Dominguez, who has worked on the case for two years, says her time in the corps gives her unique insight into the struggles of her constituents. “We all had the experience of maxing out our credit cards at Staples trying to make up for what our districts were lacking,” she says. “The state will say, ‘Things are fine—there’s no need for more funds.’ It’s easy having been a teacher to say, ‘No, something is missing here.’ I can fill in the different ways [that a lack of] resources impacted my teaching that aren’t apparent on the surface.”

The EAP’s case suffered a setback when the judge dismissed the three claims related to quality. “One of the state’s arguments was that maybe the schools aren’t that good, but it’s not for the court to decide. It’s for citizens to agitate and get the government to change,” Pyati says. “This is such a cruel joke. If you’re a parent with two, maybe three jobs and you’re trying to pay rent, [the idea] that you’re going to have time to form a lobbying group to get this to change is unreasonable.”
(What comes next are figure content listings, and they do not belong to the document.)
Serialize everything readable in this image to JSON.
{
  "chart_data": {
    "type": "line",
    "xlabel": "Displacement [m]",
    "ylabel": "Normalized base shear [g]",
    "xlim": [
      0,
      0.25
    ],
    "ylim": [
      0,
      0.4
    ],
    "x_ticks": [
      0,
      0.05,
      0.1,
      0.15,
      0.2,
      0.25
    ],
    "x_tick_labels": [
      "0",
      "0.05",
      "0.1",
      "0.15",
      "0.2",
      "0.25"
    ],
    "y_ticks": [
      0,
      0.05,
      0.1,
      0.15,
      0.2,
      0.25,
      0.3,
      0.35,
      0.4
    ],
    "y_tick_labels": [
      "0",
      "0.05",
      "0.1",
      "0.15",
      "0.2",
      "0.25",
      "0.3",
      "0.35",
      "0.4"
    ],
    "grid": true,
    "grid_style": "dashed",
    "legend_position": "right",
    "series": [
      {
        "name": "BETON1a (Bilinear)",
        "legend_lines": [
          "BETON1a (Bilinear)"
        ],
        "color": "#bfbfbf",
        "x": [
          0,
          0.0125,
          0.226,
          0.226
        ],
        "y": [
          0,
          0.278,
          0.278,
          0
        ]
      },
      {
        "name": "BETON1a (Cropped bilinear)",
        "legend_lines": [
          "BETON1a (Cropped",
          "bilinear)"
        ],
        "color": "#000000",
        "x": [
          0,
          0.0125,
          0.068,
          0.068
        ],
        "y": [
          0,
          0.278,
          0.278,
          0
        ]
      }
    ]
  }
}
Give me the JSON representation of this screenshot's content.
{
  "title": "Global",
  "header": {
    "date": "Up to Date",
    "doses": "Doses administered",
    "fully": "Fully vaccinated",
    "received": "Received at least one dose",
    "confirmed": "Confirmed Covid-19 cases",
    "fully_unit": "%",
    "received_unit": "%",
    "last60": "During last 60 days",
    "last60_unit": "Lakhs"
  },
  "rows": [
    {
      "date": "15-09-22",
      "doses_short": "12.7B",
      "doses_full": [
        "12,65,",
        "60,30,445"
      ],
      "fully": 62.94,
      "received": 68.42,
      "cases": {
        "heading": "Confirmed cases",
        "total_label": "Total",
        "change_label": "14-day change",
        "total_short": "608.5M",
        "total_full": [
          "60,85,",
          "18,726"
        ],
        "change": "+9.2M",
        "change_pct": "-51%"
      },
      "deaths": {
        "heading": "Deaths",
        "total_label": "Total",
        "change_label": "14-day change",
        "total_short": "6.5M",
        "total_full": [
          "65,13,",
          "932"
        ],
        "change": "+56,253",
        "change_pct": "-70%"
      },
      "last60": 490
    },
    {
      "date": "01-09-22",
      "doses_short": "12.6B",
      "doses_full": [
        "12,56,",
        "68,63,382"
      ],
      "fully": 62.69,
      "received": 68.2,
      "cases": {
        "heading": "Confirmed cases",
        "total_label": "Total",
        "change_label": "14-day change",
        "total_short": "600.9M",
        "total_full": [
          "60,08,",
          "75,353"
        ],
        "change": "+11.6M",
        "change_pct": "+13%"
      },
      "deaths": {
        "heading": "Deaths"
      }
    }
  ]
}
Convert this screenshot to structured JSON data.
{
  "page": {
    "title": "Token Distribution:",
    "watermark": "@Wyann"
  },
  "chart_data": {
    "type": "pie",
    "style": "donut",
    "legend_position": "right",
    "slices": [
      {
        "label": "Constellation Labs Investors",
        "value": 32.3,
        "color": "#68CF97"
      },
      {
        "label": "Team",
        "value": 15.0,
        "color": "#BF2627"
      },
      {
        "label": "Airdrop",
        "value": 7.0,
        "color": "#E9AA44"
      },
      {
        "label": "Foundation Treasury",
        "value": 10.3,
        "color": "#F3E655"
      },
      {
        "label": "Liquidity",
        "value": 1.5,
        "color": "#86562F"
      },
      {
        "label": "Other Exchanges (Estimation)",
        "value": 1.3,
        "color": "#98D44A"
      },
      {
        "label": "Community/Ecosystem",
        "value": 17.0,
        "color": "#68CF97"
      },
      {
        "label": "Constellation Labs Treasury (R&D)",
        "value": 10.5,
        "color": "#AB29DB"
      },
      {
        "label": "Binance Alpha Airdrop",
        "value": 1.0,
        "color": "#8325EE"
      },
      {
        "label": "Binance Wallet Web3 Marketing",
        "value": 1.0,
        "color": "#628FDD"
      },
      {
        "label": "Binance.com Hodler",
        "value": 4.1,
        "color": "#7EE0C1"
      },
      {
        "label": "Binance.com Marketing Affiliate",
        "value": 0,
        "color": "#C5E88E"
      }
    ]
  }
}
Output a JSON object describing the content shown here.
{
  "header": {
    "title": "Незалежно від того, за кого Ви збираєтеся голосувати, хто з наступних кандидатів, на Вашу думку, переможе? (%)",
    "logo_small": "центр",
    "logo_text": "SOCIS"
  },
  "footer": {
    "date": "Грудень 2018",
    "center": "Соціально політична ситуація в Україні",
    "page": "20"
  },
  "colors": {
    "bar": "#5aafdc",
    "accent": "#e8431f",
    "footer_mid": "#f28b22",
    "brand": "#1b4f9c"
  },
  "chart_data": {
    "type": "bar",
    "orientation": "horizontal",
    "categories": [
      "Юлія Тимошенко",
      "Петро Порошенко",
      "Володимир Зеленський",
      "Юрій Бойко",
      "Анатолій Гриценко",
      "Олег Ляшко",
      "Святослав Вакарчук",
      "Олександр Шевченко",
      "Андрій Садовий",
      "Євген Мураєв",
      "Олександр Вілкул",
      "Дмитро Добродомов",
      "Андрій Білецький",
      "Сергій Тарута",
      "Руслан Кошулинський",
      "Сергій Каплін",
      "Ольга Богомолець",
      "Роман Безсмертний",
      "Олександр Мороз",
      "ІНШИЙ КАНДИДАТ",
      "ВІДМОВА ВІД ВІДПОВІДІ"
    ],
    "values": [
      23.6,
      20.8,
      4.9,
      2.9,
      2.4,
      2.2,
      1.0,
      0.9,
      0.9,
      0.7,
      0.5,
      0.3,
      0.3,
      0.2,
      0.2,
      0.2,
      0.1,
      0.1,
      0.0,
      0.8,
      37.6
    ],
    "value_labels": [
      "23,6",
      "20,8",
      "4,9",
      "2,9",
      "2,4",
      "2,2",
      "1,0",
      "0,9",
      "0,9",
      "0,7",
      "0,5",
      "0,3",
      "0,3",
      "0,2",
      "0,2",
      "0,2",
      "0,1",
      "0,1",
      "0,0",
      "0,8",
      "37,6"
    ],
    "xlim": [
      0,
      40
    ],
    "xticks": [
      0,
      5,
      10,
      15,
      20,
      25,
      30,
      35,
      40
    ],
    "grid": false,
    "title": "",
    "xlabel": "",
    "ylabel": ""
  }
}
The law students are preparing an appeal and plan to meet in the coming year with parents, teachers, and community members to garner support and compile evidence. McElroy, who will become the project’s codirector (with Pyati) next year, admits she sometimes gets frustrated with the establishment. The state is “so willing to make excuses rather than provide the resources,” she says. “People at the top lose sight of the ultimate goal. We should all have the same goal, and we don’t.”

In the meantime, the fight is on. “We’re learning as we go,” Pyati says. “We’re giving the state a run for its money.”